It seems appropriate to start a new blog about politics on election day, before we know who will win. Whether it's appropriate to start a political blog at all is open to debate. I dislike politics. I dislike both parties. I wish we could have had a totally different slate of candidates. I dislike having had to pay attention all this time.
And yet I can't stay away, either. Somehow that's no longer an option. As a kid I used to avoid conversations with my father about politics. I'd cringe whenever the political conventions or debates were on and he'd start arguing with the TV. How could he get that wound up in something that was so unimportant? We only get a chance to do something about it once a year, right?

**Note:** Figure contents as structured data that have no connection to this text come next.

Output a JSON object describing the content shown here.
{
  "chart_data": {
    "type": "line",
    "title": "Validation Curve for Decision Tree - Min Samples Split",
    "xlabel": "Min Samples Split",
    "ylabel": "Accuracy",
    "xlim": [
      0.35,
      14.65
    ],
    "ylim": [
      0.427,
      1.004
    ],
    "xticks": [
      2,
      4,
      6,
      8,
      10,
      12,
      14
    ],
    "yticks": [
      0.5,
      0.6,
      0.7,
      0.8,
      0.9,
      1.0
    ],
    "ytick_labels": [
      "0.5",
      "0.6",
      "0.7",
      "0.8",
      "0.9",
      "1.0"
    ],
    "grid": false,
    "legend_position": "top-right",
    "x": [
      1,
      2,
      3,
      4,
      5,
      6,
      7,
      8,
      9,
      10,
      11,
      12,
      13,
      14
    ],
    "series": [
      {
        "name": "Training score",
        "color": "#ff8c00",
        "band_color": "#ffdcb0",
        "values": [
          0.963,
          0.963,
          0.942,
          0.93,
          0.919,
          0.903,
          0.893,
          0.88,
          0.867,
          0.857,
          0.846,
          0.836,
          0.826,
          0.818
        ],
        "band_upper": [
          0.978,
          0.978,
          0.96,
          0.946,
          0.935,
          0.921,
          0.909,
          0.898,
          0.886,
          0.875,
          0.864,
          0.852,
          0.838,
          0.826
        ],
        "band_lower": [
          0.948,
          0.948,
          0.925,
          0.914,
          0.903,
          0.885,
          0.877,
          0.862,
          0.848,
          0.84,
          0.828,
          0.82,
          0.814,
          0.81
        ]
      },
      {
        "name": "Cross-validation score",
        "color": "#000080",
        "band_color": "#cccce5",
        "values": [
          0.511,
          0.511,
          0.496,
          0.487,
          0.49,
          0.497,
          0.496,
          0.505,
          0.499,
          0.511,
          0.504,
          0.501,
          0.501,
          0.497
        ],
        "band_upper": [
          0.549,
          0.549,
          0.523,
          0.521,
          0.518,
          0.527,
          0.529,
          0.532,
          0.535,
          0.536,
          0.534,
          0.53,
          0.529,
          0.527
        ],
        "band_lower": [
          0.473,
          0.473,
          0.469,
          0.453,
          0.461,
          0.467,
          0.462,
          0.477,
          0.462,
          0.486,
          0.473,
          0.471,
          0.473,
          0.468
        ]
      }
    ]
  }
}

Then I grew up. I got a job, bought a house, got married, and started a family. It matters. These clowns will be controlling the environment I will have to live in for the next few years. They will be the ones who decide if my sons must go to war. They can help me get ahead, or they can keep me down.
It matters.
And now I find myself arguing with the television and actively scanning media for more insights into candidate X's positions or how issue Y may affect me. I have become my father. I understand him better now.
Yet as important as politics has become to me, I still consider myself outside of it all. I probably lean conservative, but I call myself a moderate. I will probably find myself running for office some day, so I'll have to connect myself with one party or another some day, but I'll resist that as long as I can.
I'm the president of my homeowners association. Mostly because no one else wanted the job, but also because I care. The condition of the neighborhood I raise my family in matters. If I don't do something, then nothing is what will happen. In our last neighborhood that meant eight-foot plastic pterodactyls hanging from trees, horrific Christmas light displays up--and burning--year round, rental properties with more weeds than lawn, and campers and boats cramping the streets to the point that our two-lane was really a one-lane. I don't want nothing to happen again.
And I will put aside my distaste for the whole process today and go vote after work. Because it matters. I will probably take my older kids with me so they can see how it works. Because I want it to someday matter to them.
I am not optimistic about our future. The nation appears ready to elect a president that I'm afraid hasn't really told us what he really wants to do, but has rather been telling us what he thinks we want to hear. But I have thought about it, and if he wins I will claim him as my president. I will not belittle him and his position like so many have done the last two presidents. Not voting for him does not absolve me of not granting him the basic respect his office deserves.
I have hope for the future. It's a hope that I will have been wrong about him, that ultimately he will prove as intelligent and thoughtful as his supporters claim, and that perhaps we don't see things so differently after all. It's a hope that, if I'm right about him, he won't have an easy time of getting his way.
It's a hope, too, that perhaps the media will return to their original role of comforting the afflicted and afflicting the comfortable instead of trying to get someone elected. Or, even better, just report the news.
It's not a great hope. But there's always tomorrow.